10. Legge applicabile e risoluzione delle controversie

Il presente Addendum sul trattamento dei dati (DPA) sarà regolato e interpretato in conformità con le **stesse leggi e giurisdizione** definite nell'accordo principale tra ULTEH e il Cliente.

Processo di risoluzione delle controversie: In caso di controversia relativa al presente DPA, entrambe le parti concordano di seguire un processo di risoluzione strutturato, che include:

• Negoziazione in buona fede: Le parti cercheranno innanzitutto di risolvere le controversie attraverso discussioni e negoziazioni dirette.
• Mediazione o arbitrato: Se la negoziazione fallisce, la controversia può essere sottoposta a mediazione o arbitrato, come indicato nell'accordo principale.
• Procedimenti legali: Se non si raggiunge una soluzione, le controversie potranno essere risolte tramite procedimenti legali formali nella giurisdizione competente.

In caso di conflitto tra il presente DPA e l'accordo principale, **i termini del presente DPA avranno la precedenza** esclusivamente per quanto riguarda le questioni relative alla protezione dei dati, garantendo la conformità con le normative applicabili.
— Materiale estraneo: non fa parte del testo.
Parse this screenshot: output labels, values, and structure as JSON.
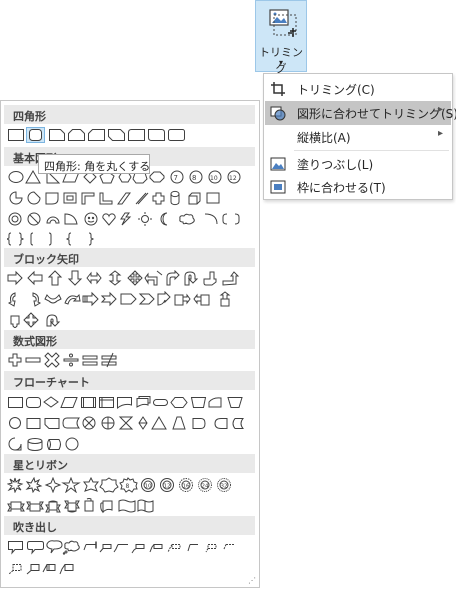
{
  "ribbon": {
    "trim_label": "トリミング",
    "dropdown_arrow": "▾"
  },
  "menu": {
    "items": [
      {
        "label": "トリミング(C)",
        "icon": "crop-icon"
      },
      {
        "label": "図形に合わせてトリミング(S)",
        "icon": "crop-to-shape-icon",
        "has_submenu": true
      },
      {
        "label": "縦横比(A)",
        "has_submenu": true
      },
      {
        "label": "塗りつぶし(L)",
        "icon": "fill-icon"
      },
      {
        "label": "枠に合わせる(T)",
        "icon": "fit-icon"
      }
    ],
    "submenu_arrow": "▸"
  },
  "gallery": {
    "sections": [
      {
        "label": "四角形"
      },
      {
        "label": "基本図形"
      },
      {
        "label": "ブロック矢印"
      },
      {
        "label": "数式図形"
      },
      {
        "label": "フローチャート"
      },
      {
        "label": "星とリボン"
      },
      {
        "label": "吹き出し"
      }
    ],
    "grip": "⋰"
  },
  "tooltip": {
    "text": "四角形: 角を丸くする"
  },
  "colors": {
    "hover": "#cde6f7",
    "header_bg": "#e9e9e9",
    "stroke": "#404040",
    "menu_highlight": "#c5c5c5"
  }
}
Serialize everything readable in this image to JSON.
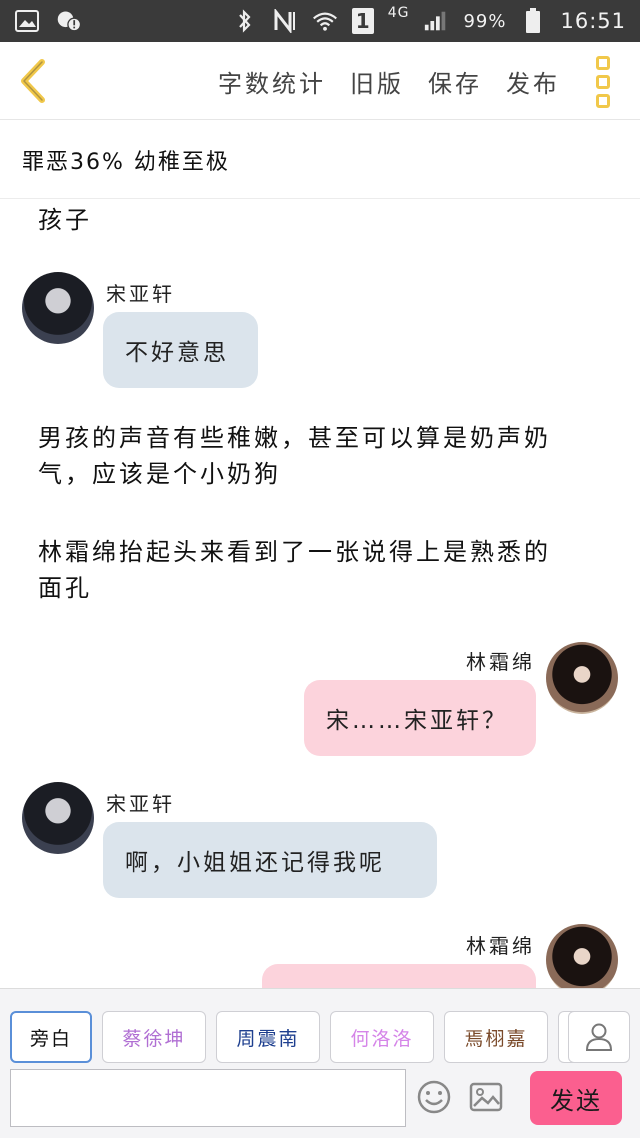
{
  "status_bar": {
    "network": "4G",
    "battery": "99%",
    "time": "16:51",
    "sim_slot": "1"
  },
  "toolbar": {
    "word_count": "字数统计",
    "old_version": "旧版",
    "save": "保存",
    "publish": "发布"
  },
  "story": {
    "title": "罪恶36% 幼稚至极"
  },
  "messages": {
    "narration_1": "孩子",
    "m1": {
      "name": "宋亚轩",
      "text": "不好意思"
    },
    "narration_2a": "男孩的声音有些稚嫩，甚至可以算是奶声奶",
    "narration_2b": "气，应该是个小奶狗",
    "narration_3a": "林霜绵抬起头来看到了一张说得上是熟悉的",
    "narration_3b": "面孔",
    "m2": {
      "name": "林霜绵",
      "text": "宋……宋亚轩？"
    },
    "m3": {
      "name": "宋亚轩",
      "text": "啊，小姐姐还记得我呢"
    },
    "m4": {
      "name": "林霜绵",
      "text": ""
    }
  },
  "characters": {
    "narrator": "旁白",
    "c1": "蔡徐坤",
    "c2": "周震南",
    "c3": "何洛洛",
    "c4": "焉栩嘉"
  },
  "colors": {
    "c1": "#b06fd3",
    "c2": "#1e3f8f",
    "c3": "#d585e8",
    "c4": "#7a4a2a",
    "accent": "#f1c84a",
    "send": "#fb5f8f"
  },
  "input": {
    "placeholder": ""
  },
  "send_label": "发送",
  "icons": [
    "image-icon",
    "alert-icon",
    "bluetooth-icon",
    "wifi-icon",
    "signal-icon",
    "battery-icon",
    "back-icon",
    "menu-icon",
    "user-icon",
    "emoji-icon",
    "picture-icon"
  ]
}
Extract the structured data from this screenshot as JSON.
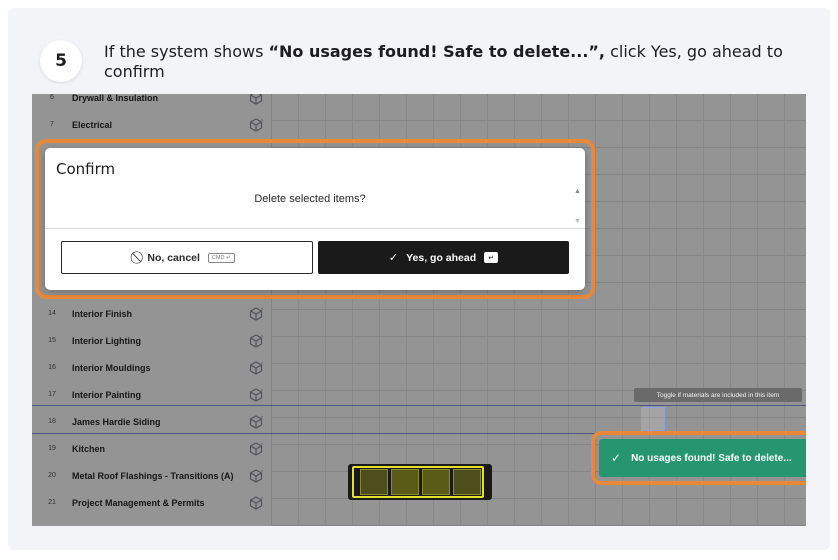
{
  "step": {
    "number": "5",
    "text_before": "If the system shows ",
    "text_bold": "“No usages found! Safe to delete...”,",
    "text_after": " click Yes, go ahead to confirm"
  },
  "list": {
    "rows": [
      {
        "num": "6",
        "name": "Drywall & Insulation"
      },
      {
        "num": "7",
        "name": "Electrical"
      },
      {
        "num": "14",
        "name": "Interior Finish"
      },
      {
        "num": "15",
        "name": "Interior Lighting"
      },
      {
        "num": "16",
        "name": "Interior Mouldings"
      },
      {
        "num": "17",
        "name": "Interior Painting"
      },
      {
        "num": "18",
        "name": "James Hardie Siding"
      },
      {
        "num": "19",
        "name": "Kitchen"
      },
      {
        "num": "20",
        "name": "Metal Roof Flashings - Transitions (A)"
      },
      {
        "num": "21",
        "name": "Project Management & Permits"
      }
    ]
  },
  "tooltip": {
    "text": "Toggle if materials are included in this item"
  },
  "dialog": {
    "title": "Confirm",
    "message": "Delete selected items?",
    "cancel_label": "No, cancel",
    "cancel_shortcut": "CMD ↵",
    "confirm_label": "Yes, go ahead",
    "confirm_shortcut": "↵"
  },
  "toast": {
    "message": "No usages found! Safe to delete..."
  },
  "colors": {
    "highlight": "#e8883a",
    "toast": "#25966f",
    "primary_button": "#1a1a1a",
    "selection_line": "#3b52c4"
  }
}
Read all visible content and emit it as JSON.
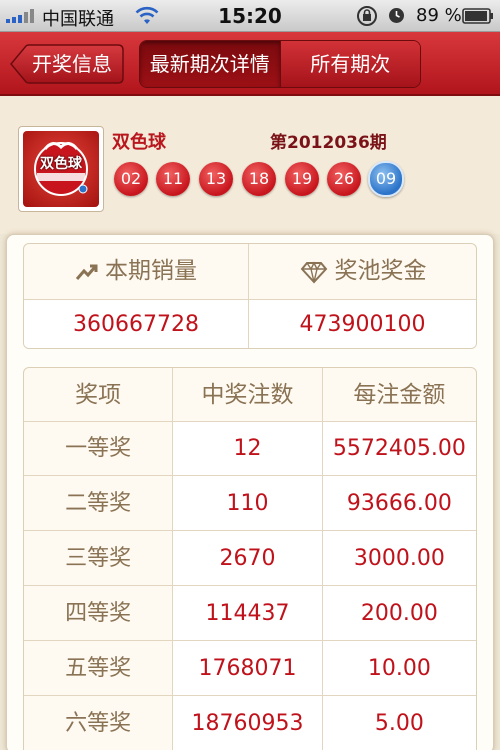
{
  "status_bar": {
    "carrier": "中国联通",
    "time": "15:20",
    "battery": "89 %"
  },
  "nav": {
    "back_label": "开奖信息",
    "segments": [
      "最新期次详情",
      "所有期次"
    ],
    "active_segment": 0
  },
  "lottery": {
    "name": "双色球",
    "issue": "第2012036期",
    "logo_text": "双色球",
    "red_balls": [
      "02",
      "11",
      "13",
      "18",
      "19",
      "26"
    ],
    "blue_balls": [
      "09"
    ]
  },
  "summary": {
    "sales_label": "本期销量",
    "pool_label": "奖池奖金",
    "sales_value": "360667728",
    "pool_value": "473900100"
  },
  "prizes": {
    "headers": [
      "奖项",
      "中奖注数",
      "每注金额"
    ],
    "rows": [
      {
        "level": "一等奖",
        "count": "12",
        "amount": "5572405.00"
      },
      {
        "level": "二等奖",
        "count": "110",
        "amount": "93666.00"
      },
      {
        "level": "三等奖",
        "count": "2670",
        "amount": "3000.00"
      },
      {
        "level": "四等奖",
        "count": "114437",
        "amount": "200.00"
      },
      {
        "level": "五等奖",
        "count": "1768071",
        "amount": "10.00"
      },
      {
        "level": "六等奖",
        "count": "18760953",
        "amount": "5.00"
      }
    ]
  },
  "colors": {
    "brand_red": "#c0121b",
    "ball_red": "#c8151d",
    "ball_blue": "#2a73c9",
    "label_brown": "#8a7355"
  }
}
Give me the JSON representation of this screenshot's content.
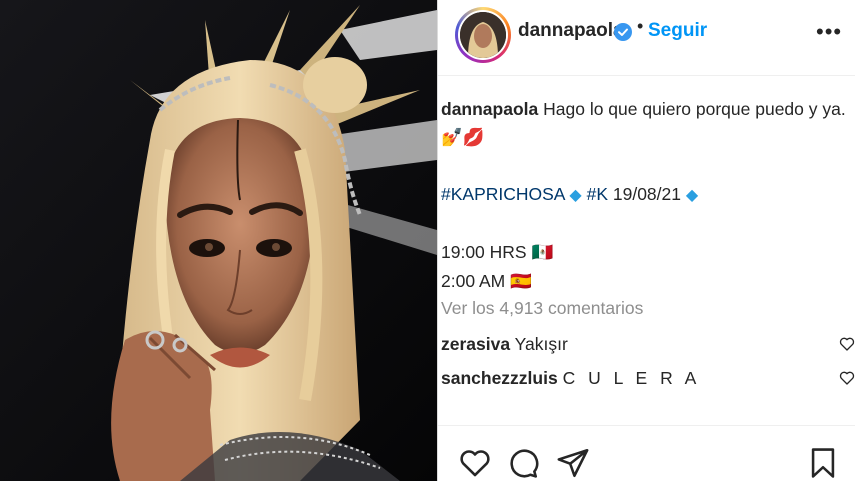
{
  "post": {
    "username": "dannapaola",
    "follow_label": "Seguir",
    "separator": "•",
    "more_label": "•••",
    "caption": {
      "username": "dannapaola",
      "line1": "Hago lo que quiero porque puedo y ya.",
      "line2_emoji": "💅💋",
      "hashtag1": "#KAPRICHOSA",
      "hashtag2": "#K",
      "date": "19/08/21",
      "time_mx": "19:00 HRS",
      "flag_mx": "🇲🇽",
      "time_es": "2:00 AM",
      "flag_es": "🇪🇸"
    },
    "view_comments": "Ver los 4,913 comentarios",
    "comments": [
      {
        "user": "zerasiva",
        "text": "Yakışır"
      },
      {
        "user": "sanchezzzluis",
        "text": "C U L E R A"
      }
    ]
  },
  "icons": [
    "heart-icon",
    "comment-icon",
    "share-icon",
    "bookmark-icon",
    "verified-icon",
    "more-icon"
  ],
  "colors": {
    "link": "#0095f6",
    "hashtag": "#00376b",
    "muted": "#8e8e8e",
    "text": "#262626"
  }
}
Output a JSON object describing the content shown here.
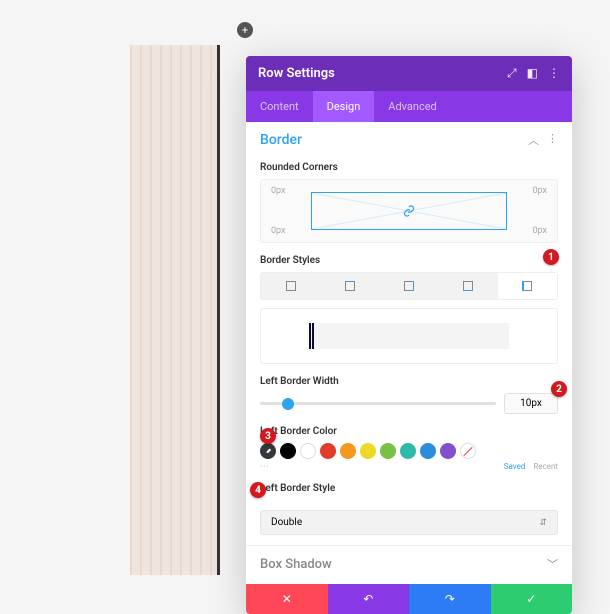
{
  "modal": {
    "title": "Row Settings",
    "tabs": [
      "Content",
      "Design",
      "Advanced"
    ],
    "active_tab": "Design"
  },
  "border": {
    "section_title": "Border",
    "rounded_label": "Rounded Corners",
    "corners": {
      "tl": "0px",
      "tr": "0px",
      "bl": "0px",
      "br": "0px"
    },
    "styles_label": "Border Styles",
    "left_width_label": "Left Border Width",
    "left_width_value": "10px",
    "left_color_label": "Left Border Color",
    "colors": {
      "black": "#000000",
      "white": "#ffffff",
      "red": "#e13b2b",
      "orange": "#f19a1f",
      "yellow": "#ecd925",
      "green": "#78c146",
      "teal": "#2fb9a8",
      "blue": "#2c8dd8",
      "purple": "#8350c9"
    },
    "color_links": {
      "more": "···",
      "saved": "Saved",
      "recent": "Recent"
    },
    "left_style_label": "Left Border Style",
    "left_style_value": "Double"
  },
  "box_shadow": {
    "title": "Box Shadow"
  },
  "markers": {
    "m1": "1",
    "m2": "2",
    "m3": "3",
    "m4": "4"
  }
}
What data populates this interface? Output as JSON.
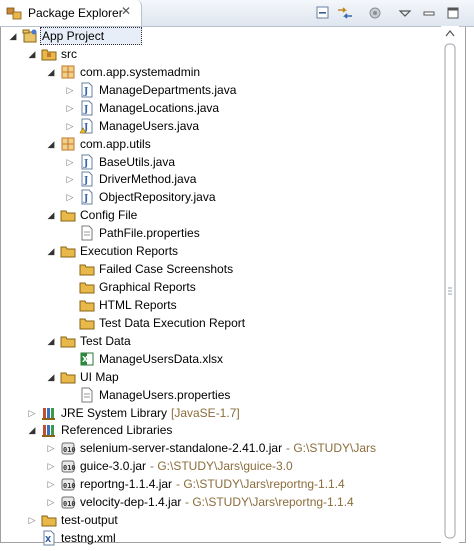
{
  "view": {
    "title": "Package Explorer",
    "close_glyph": "✕",
    "colors": {
      "folder": "#e8b84a",
      "package": "#c07a2a",
      "java": "#3a66b0",
      "jar": "#6b6b6b",
      "selection": "#e8eef7"
    }
  },
  "toolbar": {
    "collapse_all": "collapse-all-icon",
    "link_with_editor": "link-with-editor-icon",
    "focus": "focus-icon",
    "view_menu": "view-menu-icon",
    "minimize": "minimize-icon",
    "maximize": "maximize-icon"
  },
  "tree": [
    {
      "label": "App Project",
      "decoration": "",
      "icon": "project",
      "depth": 0,
      "state": "open",
      "selected": true
    },
    {
      "label": "src",
      "decoration": "",
      "icon": "src-folder",
      "depth": 1,
      "state": "open"
    },
    {
      "label": "com.app.systemadmin",
      "decoration": "",
      "icon": "package",
      "depth": 2,
      "state": "open"
    },
    {
      "label": "ManageDepartments.java",
      "decoration": "",
      "icon": "java",
      "depth": 3,
      "state": "closed"
    },
    {
      "label": "ManageLocations.java",
      "decoration": "",
      "icon": "java",
      "depth": 3,
      "state": "closed"
    },
    {
      "label": "ManageUsers.java",
      "decoration": "",
      "icon": "java-warn",
      "depth": 3,
      "state": "closed"
    },
    {
      "label": "com.app.utils",
      "decoration": "",
      "icon": "package",
      "depth": 2,
      "state": "open"
    },
    {
      "label": "BaseUtils.java",
      "decoration": "",
      "icon": "java",
      "depth": 3,
      "state": "closed"
    },
    {
      "label": "DriverMethod.java",
      "decoration": "",
      "icon": "java",
      "depth": 3,
      "state": "closed"
    },
    {
      "label": "ObjectRepository.java",
      "decoration": "",
      "icon": "java",
      "depth": 3,
      "state": "closed"
    },
    {
      "label": "Config File",
      "decoration": "",
      "icon": "folder",
      "depth": 2,
      "state": "open"
    },
    {
      "label": "PathFile.properties",
      "decoration": "",
      "icon": "file",
      "depth": 3,
      "state": "none"
    },
    {
      "label": "Execution Reports",
      "decoration": "",
      "icon": "folder",
      "depth": 2,
      "state": "open"
    },
    {
      "label": "Failed Case Screenshots",
      "decoration": "",
      "icon": "folder",
      "depth": 3,
      "state": "none"
    },
    {
      "label": "Graphical Reports",
      "decoration": "",
      "icon": "folder",
      "depth": 3,
      "state": "none"
    },
    {
      "label": "HTML Reports",
      "decoration": "",
      "icon": "folder",
      "depth": 3,
      "state": "none"
    },
    {
      "label": "Test Data Execution Report",
      "decoration": "",
      "icon": "folder",
      "depth": 3,
      "state": "none"
    },
    {
      "label": "Test Data",
      "decoration": "",
      "icon": "folder",
      "depth": 2,
      "state": "open"
    },
    {
      "label": "ManageUsersData.xlsx",
      "decoration": "",
      "icon": "excel",
      "depth": 3,
      "state": "none"
    },
    {
      "label": "UI Map",
      "decoration": "",
      "icon": "folder",
      "depth": 2,
      "state": "open"
    },
    {
      "label": "ManageUsers.properties",
      "decoration": "",
      "icon": "file",
      "depth": 3,
      "state": "none"
    },
    {
      "label": "JRE System Library",
      "decoration": "[JavaSE-1.7]",
      "icon": "library",
      "depth": 1,
      "state": "closed"
    },
    {
      "label": "Referenced Libraries",
      "decoration": "",
      "icon": "library",
      "depth": 1,
      "state": "open"
    },
    {
      "label": "selenium-server-standalone-2.41.0.jar",
      "decoration": "- G:\\STUDY\\Jars",
      "icon": "jar",
      "depth": 2,
      "state": "closed"
    },
    {
      "label": "guice-3.0.jar",
      "decoration": "- G:\\STUDY\\Jars\\guice-3.0",
      "icon": "jar",
      "depth": 2,
      "state": "closed"
    },
    {
      "label": "reportng-1.1.4.jar",
      "decoration": "- G:\\STUDY\\Jars\\reportng-1.1.4",
      "icon": "jar",
      "depth": 2,
      "state": "closed"
    },
    {
      "label": "velocity-dep-1.4.jar",
      "decoration": "- G:\\STUDY\\Jars\\reportng-1.1.4",
      "icon": "jar",
      "depth": 2,
      "state": "closed"
    },
    {
      "label": "test-output",
      "decoration": "",
      "icon": "folder",
      "depth": 1,
      "state": "closed"
    },
    {
      "label": "testng.xml",
      "decoration": "",
      "icon": "xml",
      "depth": 1,
      "state": "none"
    }
  ]
}
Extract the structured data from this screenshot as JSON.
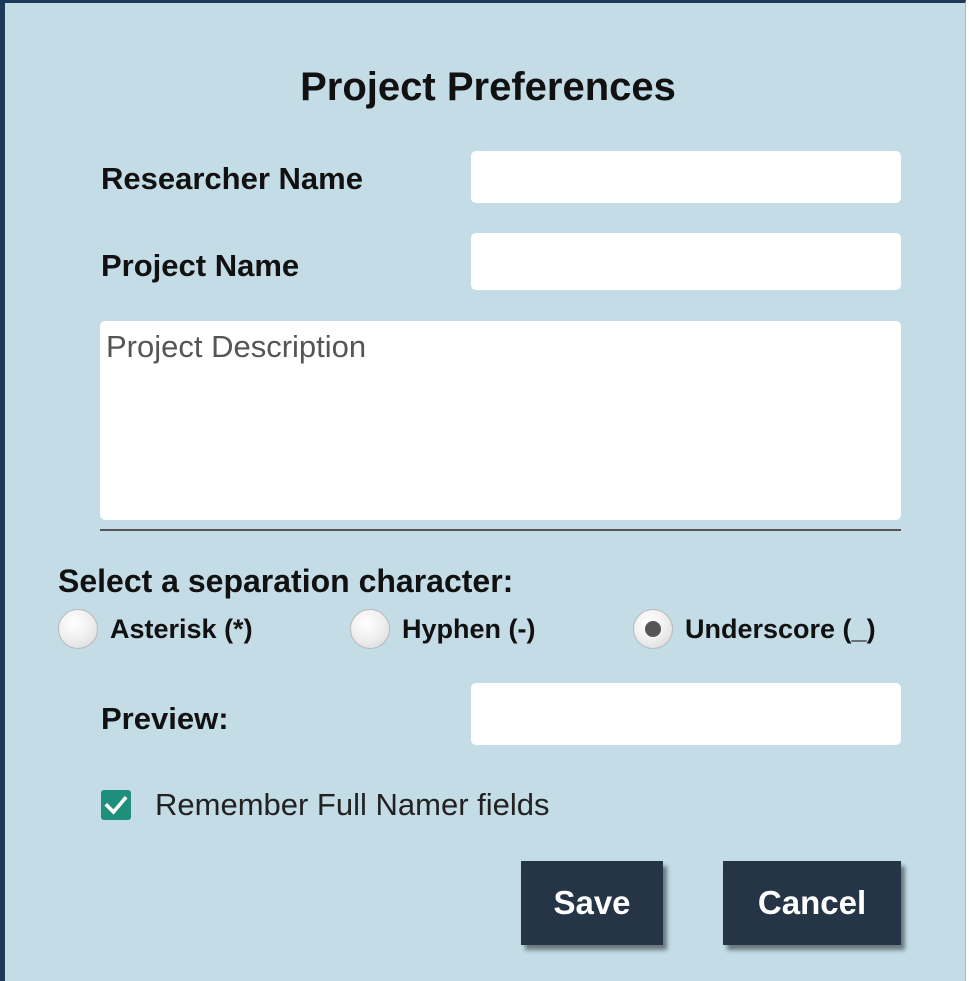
{
  "dialog": {
    "title": "Project Preferences"
  },
  "form": {
    "researcher_label": "Researcher Name",
    "researcher_value": "",
    "project_label": "Project Name",
    "project_value": "",
    "description_placeholder": "Project Description",
    "description_value": ""
  },
  "separator": {
    "title": "Select a separation character:",
    "options": [
      {
        "label": "Asterisk (*)",
        "selected": false
      },
      {
        "label": "Hyphen (-)",
        "selected": false
      },
      {
        "label": "Underscore (_)",
        "selected": true
      }
    ]
  },
  "preview": {
    "label": "Preview:",
    "value": ""
  },
  "remember": {
    "label": "Remember Full Namer fields",
    "checked": true,
    "icon": "checkmark-icon",
    "color": "#1d8f7b"
  },
  "buttons": {
    "save_label": "Save",
    "cancel_label": "Cancel",
    "color": "#263546"
  },
  "theme": {
    "background": "#c3dce6",
    "border": "#1c3a57"
  }
}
Leggi sulla protezione dei dati.

11. Disposizioni finali

Il presente Addendum sul trattamento dei dati costituisce parte integrante dell'accordo complessivo tra ULTEH e il Cliente. Continuando a utilizzare i Servizi, il Cliente riconosce e **accetta i termini del presente DPA**.

Qualora una qualsiasi disposizione del presente DPA dovesse risultare **invalida o inapplicabile**, le restanti disposizioni continueranno ad avere piena validità ed efficacia. Le parti concordano di sostituire qualsiasi disposizione inapplicabile con una che rifletta il più fedelmente possibile l'intento originale, pur rimanendo conforme alle leggi applicabili.

Modifiche e aggiornamenti: Ci riserviamo il diritto di **modificare o aggiornare il presente DPA** per riflettere eventuali cambiamenti nelle **Leggi sulla protezione dei dati, nelle pratiche del settore o nelle esigenze operative** applicabili. I clienti saranno informati di eventuali modifiche sostanziali e l'utilizzo continuato dei Servizi costituisce accettazione dei termini aggiornati.

Informazioni sui contatti: Per qualsiasi domanda, dubbio o per richiedere una copia firmata del presente DPA, i clienti possono contattarci all'indirizzo: [email protected].